May 4, 2009

Tai Chi in Parade Magazine

I've been doing Tai Chi for over 10 years, and teaching Tai Chi and QiGung for about 6 years.  I saw this article on Sunday, and thought it was worth repeating here.  At the time I started Tai Chi, I was having daily migraines, they were really horrendous; I was looking for something to help, or cure them.  Tai Chi didn't do that, but I fell in love with the slow gentle martial art.  If you lived in my Senior Community, you could attend my free classes, twice a week.  If you don't live here, seek out a class in your area; you won't be sorry.
Better Balance With Tai Chi
by Michael O'Shea
published: 05/03/2009
According to new research, patients who have suffered a stroke may be able to regain some of their lost balance by practicing tai chi, a form of Chinese martial arts. Tai chi involves slow, rhythmic movements that are circular, flowing, and low-impact. It is sometimes called “moving meditation,” because you do it while breathing deeply, which helps to balance your mind and body.

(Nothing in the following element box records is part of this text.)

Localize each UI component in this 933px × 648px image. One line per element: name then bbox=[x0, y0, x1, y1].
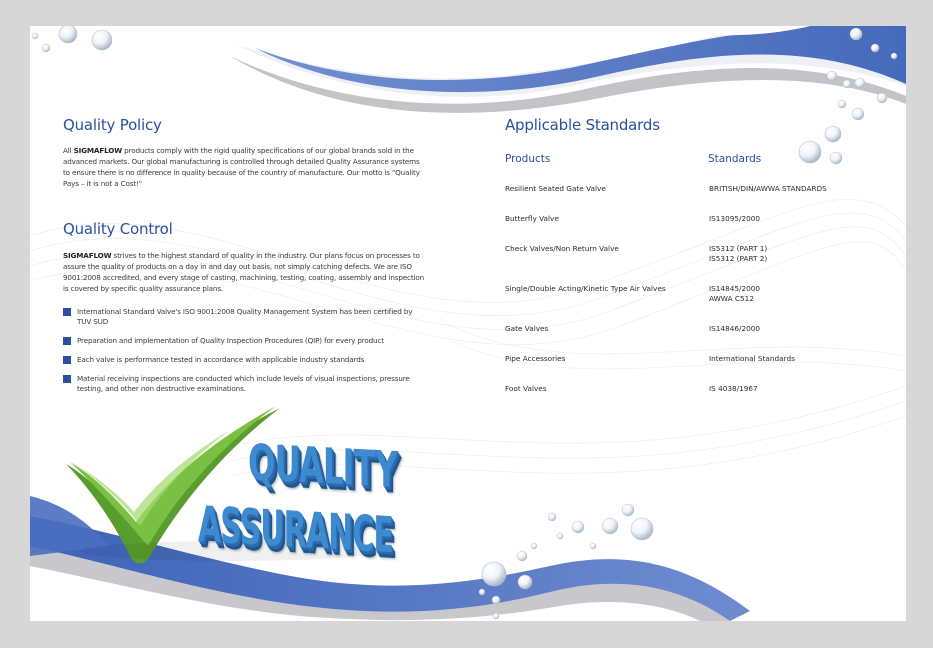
table-row bbox=[505, 244, 845, 266]
list-item: Each valve is performance tested in accordance with applicable industry standards bbox=[63, 355, 425, 365]
brochure-spread bbox=[30, 26, 906, 621]
list-item: Preparation and implementation of Quality Inspection Procedures (QIP) for every product bbox=[63, 336, 425, 346]
square-bullet-icon bbox=[63, 337, 71, 345]
brand-name: SIGMAFLOW bbox=[63, 251, 112, 260]
standards-title: Applicable Standards bbox=[505, 116, 660, 134]
assurance-graphic-text: ASSURANCE bbox=[198, 496, 393, 566]
square-bullet-icon bbox=[63, 375, 71, 383]
product-cell: Foot Valves bbox=[505, 384, 547, 393]
table-row bbox=[505, 384, 845, 406]
standard-cell: International Standards bbox=[709, 354, 795, 363]
table-row bbox=[505, 214, 845, 236]
standard-cell: IS 4038/1967 bbox=[709, 384, 758, 393]
droplets-top-left bbox=[32, 26, 112, 52]
standard-cell: BRITISH/DIN/AWWA STANDARDS bbox=[709, 184, 827, 193]
square-bullet-icon bbox=[63, 308, 71, 316]
quality-control-text: SIGMAFLOW strives to the highest standard of quality in the industry. Our plans focus on processes to assure the quality of products on a day in and day out basis, not simply catching defects. We are ISO 9001:2008 accredited, and every stage of casting, machining, testing, coating, assembly and inspection is covered by specific quality assurance plans. bbox=[63, 251, 425, 293]
standard-cell: IS14846/2000 bbox=[709, 324, 761, 333]
quality-policy-title: Quality Policy bbox=[63, 116, 162, 134]
table-row bbox=[505, 354, 845, 376]
square-bullet-icon bbox=[63, 356, 71, 364]
table-row bbox=[505, 324, 845, 346]
product-cell: Gate Valves bbox=[505, 324, 549, 333]
brand-name: SIGMAFLOW bbox=[73, 146, 122, 155]
quality-control-title: Quality Control bbox=[63, 220, 173, 238]
product-cell: Single/Double Acting/Kinetic Type Air Valves bbox=[505, 284, 666, 293]
standards-column-header: Standards bbox=[708, 153, 762, 165]
standard-cell: IS5312 (PART 1) IS5312 (PART 2) bbox=[709, 244, 768, 263]
standard-cell: IS13095/2000 bbox=[709, 214, 761, 223]
product-cell: Pipe Accessories bbox=[505, 354, 566, 363]
quality-policy-text: All SIGMAFLOW products comply with the rigid quality specifications of our global brands sold in the advanced markets. Our global manufacturing is controlled through detailed Quality Assurance systems to ensure there is no difference in quality because of the country of manufacture. Our motto is "Quality Pays – it is not a Cost!" bbox=[63, 146, 420, 188]
list-item: International Standard Valve's ISO 9001:2008 Quality Management System has been certified by TUV SUD bbox=[63, 307, 425, 327]
product-cell: Check Valves/Non Return Valve bbox=[505, 244, 619, 253]
product-cell: Resilient Seated Gate Valve bbox=[505, 184, 606, 193]
standard-cell: IS14845/2000 AWWA C512 bbox=[709, 284, 761, 303]
product-cell: Butterfly Valve bbox=[505, 214, 559, 223]
table-row bbox=[505, 184, 845, 206]
products-column-header: Products bbox=[505, 153, 551, 165]
quality-control-list bbox=[63, 307, 425, 403]
quality-graphic-text: QUALITY bbox=[248, 434, 398, 500]
list-item: Material receiving inspections are conducted which include levels of visual inspections, pressure testing, and other non destructive examinations. bbox=[63, 374, 425, 394]
table-row bbox=[505, 284, 845, 306]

Scientists from the University of Illinois at Chicago found that people who learned tai chi after having a stroke showed significant improvements when tested on their ability to maintain balance while shifting weight, leaning in different directions, and standing on movable surfaces (as on a bus). Their progress was evident after only six weeks of training with a physical therapist in weekly tai chi classes and practicing by themselves at home.

Done regularly, tai chi can reduce the risk of falls and injury. It also may improve circulation, flexibility, posture, blood pressure, and heart rate, as well as ease pain, reduce stress, increase energy, and prevent osteoporosis. One study even shows benefits in people with fibromyalgia. Free or affordable classes are taught at many local Ys and community centers.


  1. I have heard many good things about Tai Chi. It is good for what ailes you.